The Supreme Court granted certiorari to several January 6 defendants who challenge the Justice Department’s use against them of an obstruction statute (§1512(c)(2)  of the penal code) that they claim is unconstitutionally vague. Although Trump is not a party to that appeal, the obstruction at issue is central to Smith’s case against him — two of the four charges are obstruction counts, and they are the most serious in terms of potential imprisonment.

As a practical matter, even if the immunity issue were not tying things up at the moment, Chutkan could not have started a trial on March 4 under circumstances in which the Supreme Court’s guidance on the main charge is not expected until mid-to-late June. Moreover, if the high Court were to restrict prosecutors’ use of §1512, and if in doing so the justices were to remind prosecutors (as they did last term) not to stretch criminal statutes in extravagant ways (as Smith has also done in dubiously charging Trump with fraud and civil-rights violations), it might be necessary for Smith to overhaul his case.

Of course, that is Trump’s dream scenario, and there’s a good chance it won’t go that way. Perhaps Smith won’t have to tinker with his case at all, or maybe whatever the Court says about obstruction will call for only minor adjustments. Even so, it is difficult to imagine how this two-to-three month trial could start prior to mid-summer — and even that may be optimistic.

Why? Because there is a lot of pre-trial work, including administrative detail, that must be attended to for a case to get to trial.
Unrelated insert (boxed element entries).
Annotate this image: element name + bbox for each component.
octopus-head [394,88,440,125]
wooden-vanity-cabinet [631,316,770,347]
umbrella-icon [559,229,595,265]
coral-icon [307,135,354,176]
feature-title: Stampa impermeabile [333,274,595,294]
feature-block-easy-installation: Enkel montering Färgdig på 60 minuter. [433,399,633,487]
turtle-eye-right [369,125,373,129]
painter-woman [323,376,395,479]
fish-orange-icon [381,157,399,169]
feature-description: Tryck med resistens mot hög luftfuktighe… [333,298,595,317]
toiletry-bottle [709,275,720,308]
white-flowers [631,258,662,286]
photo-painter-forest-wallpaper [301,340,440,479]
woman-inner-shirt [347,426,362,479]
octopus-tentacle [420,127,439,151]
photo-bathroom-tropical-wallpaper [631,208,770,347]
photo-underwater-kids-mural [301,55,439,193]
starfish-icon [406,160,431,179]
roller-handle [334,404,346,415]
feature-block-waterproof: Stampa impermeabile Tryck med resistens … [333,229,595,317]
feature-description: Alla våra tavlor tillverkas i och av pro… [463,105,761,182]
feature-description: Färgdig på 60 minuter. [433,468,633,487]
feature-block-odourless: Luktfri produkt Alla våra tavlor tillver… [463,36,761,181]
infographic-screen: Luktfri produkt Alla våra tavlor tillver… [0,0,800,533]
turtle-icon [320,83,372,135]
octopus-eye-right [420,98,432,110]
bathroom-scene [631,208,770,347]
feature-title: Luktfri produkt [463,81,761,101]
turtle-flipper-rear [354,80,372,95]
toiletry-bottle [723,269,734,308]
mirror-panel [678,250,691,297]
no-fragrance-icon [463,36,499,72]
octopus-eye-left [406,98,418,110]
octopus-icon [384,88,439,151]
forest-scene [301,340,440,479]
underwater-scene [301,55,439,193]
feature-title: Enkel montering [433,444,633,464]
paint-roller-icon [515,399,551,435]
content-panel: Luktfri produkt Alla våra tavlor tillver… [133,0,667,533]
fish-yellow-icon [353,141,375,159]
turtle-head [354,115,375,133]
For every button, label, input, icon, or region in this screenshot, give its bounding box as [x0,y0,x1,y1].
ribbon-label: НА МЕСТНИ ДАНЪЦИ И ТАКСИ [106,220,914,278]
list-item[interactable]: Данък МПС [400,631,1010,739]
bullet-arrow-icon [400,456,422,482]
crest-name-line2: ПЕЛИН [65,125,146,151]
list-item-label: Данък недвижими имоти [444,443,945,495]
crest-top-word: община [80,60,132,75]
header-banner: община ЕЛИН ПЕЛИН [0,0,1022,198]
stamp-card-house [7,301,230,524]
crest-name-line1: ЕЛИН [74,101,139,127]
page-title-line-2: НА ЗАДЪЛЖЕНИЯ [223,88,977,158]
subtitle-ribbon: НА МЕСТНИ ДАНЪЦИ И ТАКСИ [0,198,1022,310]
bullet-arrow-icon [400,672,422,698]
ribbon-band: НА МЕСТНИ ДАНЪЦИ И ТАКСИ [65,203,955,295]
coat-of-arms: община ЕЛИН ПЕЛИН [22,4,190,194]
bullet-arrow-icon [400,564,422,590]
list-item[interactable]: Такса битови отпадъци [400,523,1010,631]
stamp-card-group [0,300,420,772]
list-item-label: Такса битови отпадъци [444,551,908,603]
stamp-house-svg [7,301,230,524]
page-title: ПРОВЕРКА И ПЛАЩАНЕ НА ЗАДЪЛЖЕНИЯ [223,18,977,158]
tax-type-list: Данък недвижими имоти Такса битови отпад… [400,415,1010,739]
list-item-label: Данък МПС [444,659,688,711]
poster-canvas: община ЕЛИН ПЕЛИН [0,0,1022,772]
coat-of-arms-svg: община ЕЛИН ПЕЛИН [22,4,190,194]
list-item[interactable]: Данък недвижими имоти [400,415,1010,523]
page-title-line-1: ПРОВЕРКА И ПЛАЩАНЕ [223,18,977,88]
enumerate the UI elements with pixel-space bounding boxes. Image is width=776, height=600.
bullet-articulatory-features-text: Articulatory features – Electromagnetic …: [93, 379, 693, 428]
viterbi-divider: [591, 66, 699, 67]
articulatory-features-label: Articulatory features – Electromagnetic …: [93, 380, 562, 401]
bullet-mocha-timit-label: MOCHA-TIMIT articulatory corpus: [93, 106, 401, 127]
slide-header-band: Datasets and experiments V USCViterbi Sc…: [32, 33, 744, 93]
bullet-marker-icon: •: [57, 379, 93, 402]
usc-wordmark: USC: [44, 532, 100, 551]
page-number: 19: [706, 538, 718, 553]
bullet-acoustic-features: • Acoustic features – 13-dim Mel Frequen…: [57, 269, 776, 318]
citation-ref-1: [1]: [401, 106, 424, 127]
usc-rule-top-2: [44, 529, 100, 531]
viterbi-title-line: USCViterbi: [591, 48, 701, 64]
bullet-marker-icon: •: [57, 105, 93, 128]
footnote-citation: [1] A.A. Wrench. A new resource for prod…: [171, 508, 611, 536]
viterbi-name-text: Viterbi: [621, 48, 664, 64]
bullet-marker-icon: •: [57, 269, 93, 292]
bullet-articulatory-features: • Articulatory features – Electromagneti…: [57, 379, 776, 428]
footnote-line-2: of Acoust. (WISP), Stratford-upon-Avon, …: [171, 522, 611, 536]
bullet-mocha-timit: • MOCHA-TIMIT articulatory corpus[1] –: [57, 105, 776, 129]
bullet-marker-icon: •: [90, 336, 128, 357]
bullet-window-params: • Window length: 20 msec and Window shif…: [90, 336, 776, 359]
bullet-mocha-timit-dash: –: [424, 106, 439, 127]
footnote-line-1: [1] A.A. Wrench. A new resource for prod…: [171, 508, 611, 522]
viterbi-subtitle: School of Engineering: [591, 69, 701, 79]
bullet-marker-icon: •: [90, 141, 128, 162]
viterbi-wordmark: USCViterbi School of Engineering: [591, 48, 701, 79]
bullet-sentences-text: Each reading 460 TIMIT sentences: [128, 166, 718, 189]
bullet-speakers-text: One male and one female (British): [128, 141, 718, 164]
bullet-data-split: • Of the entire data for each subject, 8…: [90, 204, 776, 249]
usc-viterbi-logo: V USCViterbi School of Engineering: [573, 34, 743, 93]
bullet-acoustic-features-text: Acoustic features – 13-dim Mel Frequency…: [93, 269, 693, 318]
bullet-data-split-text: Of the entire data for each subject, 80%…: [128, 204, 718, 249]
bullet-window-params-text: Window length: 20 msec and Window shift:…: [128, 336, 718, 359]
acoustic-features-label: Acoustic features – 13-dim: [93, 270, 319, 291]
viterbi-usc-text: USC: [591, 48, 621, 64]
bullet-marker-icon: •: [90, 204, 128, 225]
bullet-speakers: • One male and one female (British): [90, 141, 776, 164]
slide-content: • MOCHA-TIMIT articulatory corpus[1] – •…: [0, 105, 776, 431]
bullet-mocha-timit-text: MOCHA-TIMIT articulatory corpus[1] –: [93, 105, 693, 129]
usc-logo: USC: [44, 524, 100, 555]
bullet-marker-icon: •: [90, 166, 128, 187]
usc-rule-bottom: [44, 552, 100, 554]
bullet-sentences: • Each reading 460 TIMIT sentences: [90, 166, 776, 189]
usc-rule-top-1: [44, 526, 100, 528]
As I elaborated in my above-linked column about Trump’s delay strategy, the pre-trial process includes discovery, motions to dismiss the case or suppress evidence, hearings on motions, and so on. Whenever jurisdiction is finally returned to Judge Chutkan, all of that will have to crank up again — it takes a long time to get through, and it’s not like this is the only case on Her Honor’s docket. (The Biden Justice Department is still arresting people in connection with the Capitol riot — in addition to the over 1,200 already charged. This is putting great strain on the D.C. district court’s resources.)

Beyond that, my friend Bill Shipley, a sharp former prosecutor who has defended a number of the January 6 cases and is very familiar with litigation practice in the D.C. district court, was ahead of the crowd when he explained on X/Twitter this week how the difficulty of seating of a jury in a trial like this factors in.

This is apt to be the highest-profile case in modern American history. As Bill points out, the parties will have to vet hundreds of potential jurors — maybe a thousand or more. To do that, the court must send out extensive questionnaires to potential jurors, which the lawyers vet under a court-supervised process; that way, when the trial begins, the parties can proceed with voir dire, strikes for cause, and discretionary (“peremptory”) strikes without undue delay. In order for that to happen in a trial scheduled to begin March 4, the questionnaires would have to have been sent out weeks before. Moreover, among the most important questions asked of prospective jurors would be: Are you available to serve as a juror for two-to-three months beginning on March 4? That is, if the trial date is unknown, it is pointless to send out the questionnaires; and if the questionnaires cannot be sent out well in advance, the trial can’t start on time. There is no getting around that.

This is why I am saying that even a midsummer start date for the anticipated trial would be ambitious. Does it eventually get so late in the election-campaign calendar that it would be too unseemly to start trial? I would hope so. The administration of justice in criminal cases is an important national priority, but it’s not the only one — or, necessarily, the highest one. How much intrusion on politics by the justice system should Americans tolerate — particularly under circumstances in which the intrusion is being orchestrated by the administration of the incumbent president against his campaign opponent?

Defendants have to be present in court for the entirety of criminal trials. Could we really have the Republican nominee stuck in a courtroom from, say, August through October? I’m sure that would be fine with the Biden Justice Department’s special counsel. The question may be whether the court will go along.